(NN&V Staff) – Assemblyman Ed Goedhart (R-Amargosa Valley) announced on Sunday that he is immediately adopting a new policy of not meeting with former legislative colleagues who become paid lobbyists within two years of the end of their legislative service in a voluntary effort to put a stop to Nevada’s revolving door of elected officials cashing in on their public service.
“The current controversy surrounding my Assembly colleague Moose Arberry, who only days ago resigned his seat after negotiating to become a paid lobbyist for Clark County judges while still a legislator, is exactly the sort of conflict of interest that causes voters to distrust all elected officials,” Goedhart said.
“So not only have I introduced a bill mandating a cooling off period of at least two years, preferably four, between the time a legislator leaves office and the time he is allowed to become a professional lobbyist, I intend to implement just such a ban voluntarily in my office effective immediately.”
Goedhart said his new policy would not only include Arberry, but also former Republican Nevada State Sen. Warren Hardy, who left office less than two years ago and now lobbies professionally for the Associated Builders and Contractors.
“I’m not saying I won’t meet with people, companies and associations who hire my former colleagues within the two year cooling off period,” Goedhart further explained. “I’m just saying they’re going to have to send a different lobbyist to speak with me, or they can contact me directly themselves.”
Goedhart noted he had already submitted an “anti-revolving door” BDR (bill draft request) for the 2011 session before the Arberry controversy became public last week.

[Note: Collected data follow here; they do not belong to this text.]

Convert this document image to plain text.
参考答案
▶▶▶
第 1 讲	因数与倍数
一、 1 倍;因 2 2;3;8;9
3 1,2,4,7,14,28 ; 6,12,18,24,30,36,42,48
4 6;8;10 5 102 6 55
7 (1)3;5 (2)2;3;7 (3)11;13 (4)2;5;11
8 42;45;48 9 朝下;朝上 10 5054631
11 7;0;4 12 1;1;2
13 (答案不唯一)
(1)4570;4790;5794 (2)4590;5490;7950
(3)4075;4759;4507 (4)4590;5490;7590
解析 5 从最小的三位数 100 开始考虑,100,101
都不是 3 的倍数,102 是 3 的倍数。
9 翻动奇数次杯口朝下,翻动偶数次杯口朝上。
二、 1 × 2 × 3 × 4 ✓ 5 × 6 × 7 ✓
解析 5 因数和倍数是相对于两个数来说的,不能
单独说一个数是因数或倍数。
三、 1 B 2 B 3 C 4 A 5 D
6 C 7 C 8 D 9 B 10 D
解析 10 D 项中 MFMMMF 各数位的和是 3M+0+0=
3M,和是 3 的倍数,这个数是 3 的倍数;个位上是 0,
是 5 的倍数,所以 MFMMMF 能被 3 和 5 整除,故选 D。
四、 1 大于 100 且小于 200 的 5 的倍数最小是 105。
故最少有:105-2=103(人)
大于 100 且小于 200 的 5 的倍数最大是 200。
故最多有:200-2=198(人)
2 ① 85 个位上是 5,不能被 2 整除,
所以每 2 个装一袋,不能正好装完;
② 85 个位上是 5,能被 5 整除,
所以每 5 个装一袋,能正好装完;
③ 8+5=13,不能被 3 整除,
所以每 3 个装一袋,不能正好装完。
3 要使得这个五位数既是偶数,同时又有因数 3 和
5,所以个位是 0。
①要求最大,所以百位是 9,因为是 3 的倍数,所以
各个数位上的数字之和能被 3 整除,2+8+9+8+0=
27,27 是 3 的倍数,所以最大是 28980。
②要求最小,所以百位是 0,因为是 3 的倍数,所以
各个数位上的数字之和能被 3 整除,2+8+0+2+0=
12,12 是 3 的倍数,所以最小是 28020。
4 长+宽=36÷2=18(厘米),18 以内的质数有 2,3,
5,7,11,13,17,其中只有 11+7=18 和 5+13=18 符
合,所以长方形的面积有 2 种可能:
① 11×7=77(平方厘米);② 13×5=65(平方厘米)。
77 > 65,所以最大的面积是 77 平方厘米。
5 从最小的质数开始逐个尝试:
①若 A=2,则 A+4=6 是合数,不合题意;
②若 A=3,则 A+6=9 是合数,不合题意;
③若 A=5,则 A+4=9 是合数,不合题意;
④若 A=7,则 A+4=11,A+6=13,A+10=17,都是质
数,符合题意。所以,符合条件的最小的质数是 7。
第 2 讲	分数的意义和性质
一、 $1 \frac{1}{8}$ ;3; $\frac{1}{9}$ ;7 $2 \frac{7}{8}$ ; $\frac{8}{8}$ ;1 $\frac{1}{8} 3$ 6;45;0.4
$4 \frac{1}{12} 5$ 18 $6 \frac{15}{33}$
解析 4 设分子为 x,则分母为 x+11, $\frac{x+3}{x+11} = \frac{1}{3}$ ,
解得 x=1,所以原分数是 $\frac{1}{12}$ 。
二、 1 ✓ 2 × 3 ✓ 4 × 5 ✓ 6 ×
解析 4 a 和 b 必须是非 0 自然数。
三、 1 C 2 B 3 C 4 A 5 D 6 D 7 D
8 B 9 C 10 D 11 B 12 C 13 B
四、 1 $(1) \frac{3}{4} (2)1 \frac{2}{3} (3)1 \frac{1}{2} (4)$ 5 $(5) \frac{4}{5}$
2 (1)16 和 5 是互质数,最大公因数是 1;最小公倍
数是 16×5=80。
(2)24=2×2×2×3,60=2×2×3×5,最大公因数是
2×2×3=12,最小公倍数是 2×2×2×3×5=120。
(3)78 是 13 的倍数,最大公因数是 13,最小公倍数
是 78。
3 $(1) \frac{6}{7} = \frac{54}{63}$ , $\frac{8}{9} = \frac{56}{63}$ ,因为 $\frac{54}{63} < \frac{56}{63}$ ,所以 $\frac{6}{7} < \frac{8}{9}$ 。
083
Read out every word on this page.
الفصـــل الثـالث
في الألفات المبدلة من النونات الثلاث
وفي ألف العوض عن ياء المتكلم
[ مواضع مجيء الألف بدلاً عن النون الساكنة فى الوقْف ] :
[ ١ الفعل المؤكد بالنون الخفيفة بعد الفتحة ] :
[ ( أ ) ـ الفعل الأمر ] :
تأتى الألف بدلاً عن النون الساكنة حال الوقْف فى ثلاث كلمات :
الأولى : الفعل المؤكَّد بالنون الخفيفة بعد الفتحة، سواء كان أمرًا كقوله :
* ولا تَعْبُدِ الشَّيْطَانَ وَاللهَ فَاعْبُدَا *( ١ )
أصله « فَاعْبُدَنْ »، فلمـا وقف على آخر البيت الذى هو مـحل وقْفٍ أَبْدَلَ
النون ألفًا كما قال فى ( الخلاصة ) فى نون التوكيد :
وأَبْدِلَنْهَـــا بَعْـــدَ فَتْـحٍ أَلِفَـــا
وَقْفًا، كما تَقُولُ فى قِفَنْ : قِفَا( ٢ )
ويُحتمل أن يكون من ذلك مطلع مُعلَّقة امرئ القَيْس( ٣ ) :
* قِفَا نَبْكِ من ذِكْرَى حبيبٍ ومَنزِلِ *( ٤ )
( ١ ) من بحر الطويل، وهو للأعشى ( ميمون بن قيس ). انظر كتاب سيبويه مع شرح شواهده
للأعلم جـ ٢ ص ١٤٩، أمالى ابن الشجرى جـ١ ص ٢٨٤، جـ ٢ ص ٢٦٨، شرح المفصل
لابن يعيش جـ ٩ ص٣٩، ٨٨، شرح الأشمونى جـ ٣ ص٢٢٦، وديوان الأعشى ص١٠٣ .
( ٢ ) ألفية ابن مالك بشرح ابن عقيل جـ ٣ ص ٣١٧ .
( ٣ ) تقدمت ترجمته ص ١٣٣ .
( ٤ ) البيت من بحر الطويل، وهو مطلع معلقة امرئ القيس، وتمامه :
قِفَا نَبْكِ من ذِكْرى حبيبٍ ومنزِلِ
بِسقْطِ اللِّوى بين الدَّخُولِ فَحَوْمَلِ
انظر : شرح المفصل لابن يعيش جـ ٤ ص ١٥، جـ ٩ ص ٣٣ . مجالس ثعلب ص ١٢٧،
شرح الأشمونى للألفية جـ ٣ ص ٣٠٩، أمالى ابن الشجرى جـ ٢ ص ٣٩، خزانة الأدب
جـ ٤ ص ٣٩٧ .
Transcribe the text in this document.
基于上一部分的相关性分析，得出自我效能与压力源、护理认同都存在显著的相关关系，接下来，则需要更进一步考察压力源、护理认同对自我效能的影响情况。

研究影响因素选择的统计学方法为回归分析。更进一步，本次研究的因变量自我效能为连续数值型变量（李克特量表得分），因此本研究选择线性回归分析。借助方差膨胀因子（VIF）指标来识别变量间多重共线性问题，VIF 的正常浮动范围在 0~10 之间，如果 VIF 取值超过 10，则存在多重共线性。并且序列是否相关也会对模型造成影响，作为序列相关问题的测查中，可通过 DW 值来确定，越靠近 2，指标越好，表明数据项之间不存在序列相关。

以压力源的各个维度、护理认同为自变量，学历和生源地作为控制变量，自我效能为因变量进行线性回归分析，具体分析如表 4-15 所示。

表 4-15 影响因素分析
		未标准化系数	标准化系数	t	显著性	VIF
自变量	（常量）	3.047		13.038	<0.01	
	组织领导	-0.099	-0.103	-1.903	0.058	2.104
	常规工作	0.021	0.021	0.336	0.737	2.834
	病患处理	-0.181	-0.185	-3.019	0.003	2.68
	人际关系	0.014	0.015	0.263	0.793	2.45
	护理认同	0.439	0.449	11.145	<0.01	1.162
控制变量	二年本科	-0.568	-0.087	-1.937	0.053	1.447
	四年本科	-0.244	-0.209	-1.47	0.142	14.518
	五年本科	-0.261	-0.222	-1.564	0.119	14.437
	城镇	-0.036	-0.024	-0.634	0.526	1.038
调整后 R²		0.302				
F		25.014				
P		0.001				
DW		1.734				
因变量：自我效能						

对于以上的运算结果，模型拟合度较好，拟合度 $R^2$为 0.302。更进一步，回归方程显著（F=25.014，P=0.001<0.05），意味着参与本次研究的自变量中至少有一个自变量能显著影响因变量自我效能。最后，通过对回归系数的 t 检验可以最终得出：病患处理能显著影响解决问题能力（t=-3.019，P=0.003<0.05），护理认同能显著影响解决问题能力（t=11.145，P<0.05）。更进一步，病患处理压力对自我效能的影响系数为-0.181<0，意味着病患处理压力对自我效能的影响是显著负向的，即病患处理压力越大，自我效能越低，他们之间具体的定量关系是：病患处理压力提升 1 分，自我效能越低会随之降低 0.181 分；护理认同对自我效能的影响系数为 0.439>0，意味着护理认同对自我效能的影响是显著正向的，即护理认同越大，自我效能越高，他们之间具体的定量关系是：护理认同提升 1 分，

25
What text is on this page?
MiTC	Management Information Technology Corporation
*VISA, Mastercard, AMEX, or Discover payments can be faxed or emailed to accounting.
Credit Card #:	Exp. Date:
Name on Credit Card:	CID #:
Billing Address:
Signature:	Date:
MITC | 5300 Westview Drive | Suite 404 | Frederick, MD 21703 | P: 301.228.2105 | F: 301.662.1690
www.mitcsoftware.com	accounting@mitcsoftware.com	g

In addition, he said he was evaluating whether or not his new policy would also include former legislators who take unpaid positions as citizen lobbyists within a two-year period.
“I think advocating voluntarily for a cause or principle out of a genuine belief in that cause or principle is something different from being a hired gun in which you are benefiting financially,” Goedhart explained. “However, I also know that people who want to find a way to get around something will certainly try. So I’ll discuss this further with my constituents on the campaign trail this fall before making a final decision.”
(Ed Goedhart represents Nevada Assembly District 36, a rural district generally covering southern and middle Nevada.)